From 1b21a6dd734669409886ab3b795c851ba62b4af8 Mon Sep 17 00:00:00 2001
From: Brock <jbrockmendel@gmail.com>
Date: Thu, 9 Sep 2021 10:29:17 -0700
Subject: [PATCH 1/2] REF: dont pass keys through wrap_applied_output

---
 pandas/core/groupby/generic.py | 23 +++++++++++------------
 pandas/core/groupby/groupby.py | 14 +++++++-------
 pandas/core/groupby/ops.py     | 13 +++++++++----
 3 files changed, 27 insertions(+), 23 deletions(-)

diff --git a/pandas/core/groupby/generic.py b/pandas/core/groupby/generic.py
index 7af32d70c00bc..4380756be65da 100644
--- a/pandas/core/groupby/generic.py
+++ b/pandas/core/groupby/generic.py
@@ -399,7 +399,6 @@ def _wrap_transformed_output(
     def _wrap_applied_output(
         self,
         data: Series,
-        keys: Index,
         values: list[Any] | None,
         not_indexed_same: bool = False,
     ) -> DataFrame | Series:
@@ -410,8 +409,6 @@ def _wrap_applied_output(
         ----------
         data : Series
             Input data for groupby operation.
-        keys : Index
-            Keys of groups that Series was grouped by.
         values : Optional[List[Any]]
             Applied output for each group.
         not_indexed_same : bool, default False
@@ -421,6 +418,8 @@ def _wrap_applied_output(
         -------
         DataFrame or Series
         """
+        keys = self.grouper.group_keys_seq
+
         if len(keys) == 0:
             # GH #6265
             return self.obj._constructor(
@@ -442,7 +441,7 @@ def _wrap_applied_output(
             res_ser.name = self.obj.name
             return res_ser
         elif isinstance(values[0], (Series, DataFrame)):
-            return self._concat_objects(keys, values, not_indexed_same=not_indexed_same)

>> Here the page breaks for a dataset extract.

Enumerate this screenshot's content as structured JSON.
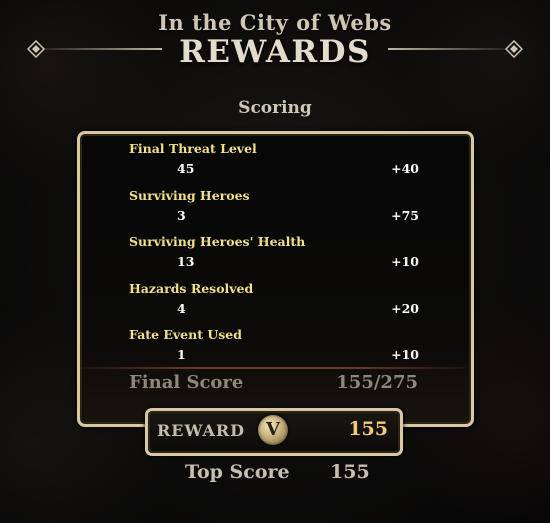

+            return self._concat_objects(values, not_indexed_same=not_indexed_same)
         else:
             # GH #6265 #24880
             result = self.obj._constructor(
@@ -1130,7 +1129,9 @@ def _aggregate_item_by_item(self, func, *args, **kwargs) -> DataFrame:
         res_df.columns = obj.columns
         return res_df
 
-    def _wrap_applied_output(self, data, keys, values, not_indexed_same=False):
+    def _wrap_applied_output(self, data, values, not_indexed_same=False):
+        keys = self.grouper.group_keys_seq
+
         if len(keys) == 0:
             result = self.obj._constructor(
                 index=self.grouper.result_index, columns=data.columns
@@ -1145,7 +1146,7 @@ def _wrap_applied_output(self, data, keys, values, not_indexed_same=False):
             # GH9684 - All values are None, return an empty frame.
             return self.obj._constructor()
         elif isinstance(first_not_none, DataFrame):
-            return self._concat_objects(keys, values, not_indexed_same=not_indexed_same)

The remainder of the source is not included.